Wer hätte das gedacht. Hier die Traditions-Sozis aus Nordrhein-Westfalen, einst in der Bonner SPD- Baracke als finstere, rückständige „NRWlinge“ verspottet, dort die Meister der linksgrünen Sprechblasen, von Joschka Fischer noch vor einem Jahr als hoffnungslos politikunfähige „Sofortisten“ gegeißelt. Ausgerechnet auf diesen beiden, sich bisher fast antagonistisch gegenüberstehenden Lagern ruhen nun die reformpolitischen Hoffnungen in Deutschland. Denn eines ist gewiß: Scheitert der jetzt geschlossene Pakt, dann kann sich die Bonner Opposition den nächsten Bundestagswahlkampf besser gleich schenken.

Doch dazu muß es nicht kommen. Das ungleiche Düsseldorfer Paar hat einen Koalitionskompromiß zustande gebracht, der alle Möglichkeiten für eine erfolgreiches Bündnis bietet. Beispiel Garzweiler: Hier liegt jetzt eine Grundlage vor, auf der die unverzichtbare „Energiewende“ vorangebracht werden kann. Ein fortschrittlicher Kompromiß, der einerseits Raum schafft für einen ernsthaften Suchprozeß und andererseits radikale Brüche vermeidet.

Daß dagegen ausgerechnet ein Teil der Gewerkschaften Sturm läuft, ist ein Beleg für die Rückwärtsgewandheit dieser Organisation. Doch mit diesem Kurs, engste Klientelpolitik als Interessenvertretung von Lohnabhängigen zu verkaufen, werden weder die Bergbaugewerkschaft IGBE noch die Chemiegewerkschaft durchkommen.
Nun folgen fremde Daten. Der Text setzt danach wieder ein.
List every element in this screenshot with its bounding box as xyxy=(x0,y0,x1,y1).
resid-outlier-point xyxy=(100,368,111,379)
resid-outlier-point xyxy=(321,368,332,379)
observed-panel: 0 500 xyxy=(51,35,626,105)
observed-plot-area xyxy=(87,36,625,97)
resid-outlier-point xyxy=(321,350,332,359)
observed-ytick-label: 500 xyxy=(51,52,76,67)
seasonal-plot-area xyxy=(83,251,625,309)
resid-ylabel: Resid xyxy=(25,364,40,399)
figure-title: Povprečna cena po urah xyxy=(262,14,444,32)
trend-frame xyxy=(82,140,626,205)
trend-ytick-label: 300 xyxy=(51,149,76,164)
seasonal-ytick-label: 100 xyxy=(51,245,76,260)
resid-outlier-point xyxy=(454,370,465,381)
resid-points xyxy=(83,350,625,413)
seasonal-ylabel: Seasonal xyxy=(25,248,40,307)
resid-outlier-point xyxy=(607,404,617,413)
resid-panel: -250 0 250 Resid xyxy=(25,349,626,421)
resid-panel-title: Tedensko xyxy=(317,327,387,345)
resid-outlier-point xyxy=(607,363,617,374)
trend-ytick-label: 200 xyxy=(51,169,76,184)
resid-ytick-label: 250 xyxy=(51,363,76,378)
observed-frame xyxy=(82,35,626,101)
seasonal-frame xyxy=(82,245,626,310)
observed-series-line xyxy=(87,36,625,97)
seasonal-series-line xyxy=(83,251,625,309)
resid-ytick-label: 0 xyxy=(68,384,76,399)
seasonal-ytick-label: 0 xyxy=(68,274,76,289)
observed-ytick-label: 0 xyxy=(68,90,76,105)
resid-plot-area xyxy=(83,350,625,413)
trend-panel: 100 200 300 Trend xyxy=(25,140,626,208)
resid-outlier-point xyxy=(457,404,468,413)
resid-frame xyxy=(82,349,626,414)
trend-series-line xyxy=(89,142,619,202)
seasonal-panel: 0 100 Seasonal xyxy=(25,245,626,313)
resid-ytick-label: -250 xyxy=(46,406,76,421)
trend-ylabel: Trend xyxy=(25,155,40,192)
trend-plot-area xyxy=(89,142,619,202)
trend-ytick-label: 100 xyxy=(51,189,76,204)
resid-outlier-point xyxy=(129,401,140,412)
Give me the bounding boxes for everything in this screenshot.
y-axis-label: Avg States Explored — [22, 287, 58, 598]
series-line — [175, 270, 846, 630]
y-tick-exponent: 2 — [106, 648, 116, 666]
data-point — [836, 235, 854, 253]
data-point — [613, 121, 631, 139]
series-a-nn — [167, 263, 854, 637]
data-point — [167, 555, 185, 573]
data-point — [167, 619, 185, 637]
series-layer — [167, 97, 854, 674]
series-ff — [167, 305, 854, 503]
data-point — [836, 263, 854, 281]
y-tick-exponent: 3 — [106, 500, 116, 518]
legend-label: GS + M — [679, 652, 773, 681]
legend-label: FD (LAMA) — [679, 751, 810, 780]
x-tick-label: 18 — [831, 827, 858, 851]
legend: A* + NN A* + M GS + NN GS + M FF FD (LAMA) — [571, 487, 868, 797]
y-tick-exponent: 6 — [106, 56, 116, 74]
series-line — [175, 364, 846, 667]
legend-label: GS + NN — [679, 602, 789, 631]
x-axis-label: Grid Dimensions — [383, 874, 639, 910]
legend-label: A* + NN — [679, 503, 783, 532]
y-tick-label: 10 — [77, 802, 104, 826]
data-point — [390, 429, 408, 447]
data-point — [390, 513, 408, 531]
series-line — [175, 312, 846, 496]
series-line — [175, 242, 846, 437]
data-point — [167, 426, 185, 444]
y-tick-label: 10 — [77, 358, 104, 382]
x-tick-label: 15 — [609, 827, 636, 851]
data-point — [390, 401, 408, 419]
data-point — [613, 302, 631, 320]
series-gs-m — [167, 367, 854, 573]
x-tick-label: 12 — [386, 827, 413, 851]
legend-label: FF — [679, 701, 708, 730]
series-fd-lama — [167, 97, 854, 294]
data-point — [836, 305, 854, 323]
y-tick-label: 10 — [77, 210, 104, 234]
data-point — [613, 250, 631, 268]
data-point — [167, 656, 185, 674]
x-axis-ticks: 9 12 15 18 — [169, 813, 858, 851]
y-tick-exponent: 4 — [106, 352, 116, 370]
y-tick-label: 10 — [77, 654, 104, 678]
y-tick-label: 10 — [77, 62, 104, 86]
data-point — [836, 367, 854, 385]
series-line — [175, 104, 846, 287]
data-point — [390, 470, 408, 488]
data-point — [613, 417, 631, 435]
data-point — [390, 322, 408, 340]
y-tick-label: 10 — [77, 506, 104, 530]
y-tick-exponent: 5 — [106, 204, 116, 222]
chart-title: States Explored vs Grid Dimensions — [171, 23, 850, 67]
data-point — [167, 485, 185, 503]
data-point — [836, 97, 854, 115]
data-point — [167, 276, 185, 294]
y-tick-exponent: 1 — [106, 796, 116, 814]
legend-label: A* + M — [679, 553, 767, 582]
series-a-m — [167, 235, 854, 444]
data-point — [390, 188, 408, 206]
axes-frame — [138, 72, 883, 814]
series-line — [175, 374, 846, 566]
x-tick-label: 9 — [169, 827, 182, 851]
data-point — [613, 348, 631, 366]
Innerhalb des DGB spielte die IGBE immer eine gewisse Sonderrolle. Zwei Faktoren prägten den Kurs: Zum einen die Montan-Mitbestimmung, die ihr besondere Mitspracherechte einräumte. Zum anderen der sozialpartnerschaftliche Politikstil, mit dem im Konsens mit dem Kapital und den großen Parteien die eigenen Interessen gewahrt und unvermeidliche Schrumpfungsprozesse sozial abgefedert wurden. Immer beruhte das Geschäft auf Gegenseitigkeit. So verpflichtete sich die IGBE schriftlich gegenüber den Energiekonzernen, öffentlich die Atomenergie zu verteidigen und bekam im Gegenzug Unterstützung für die nicht konkurrenzfähige deutsche Steinkohle.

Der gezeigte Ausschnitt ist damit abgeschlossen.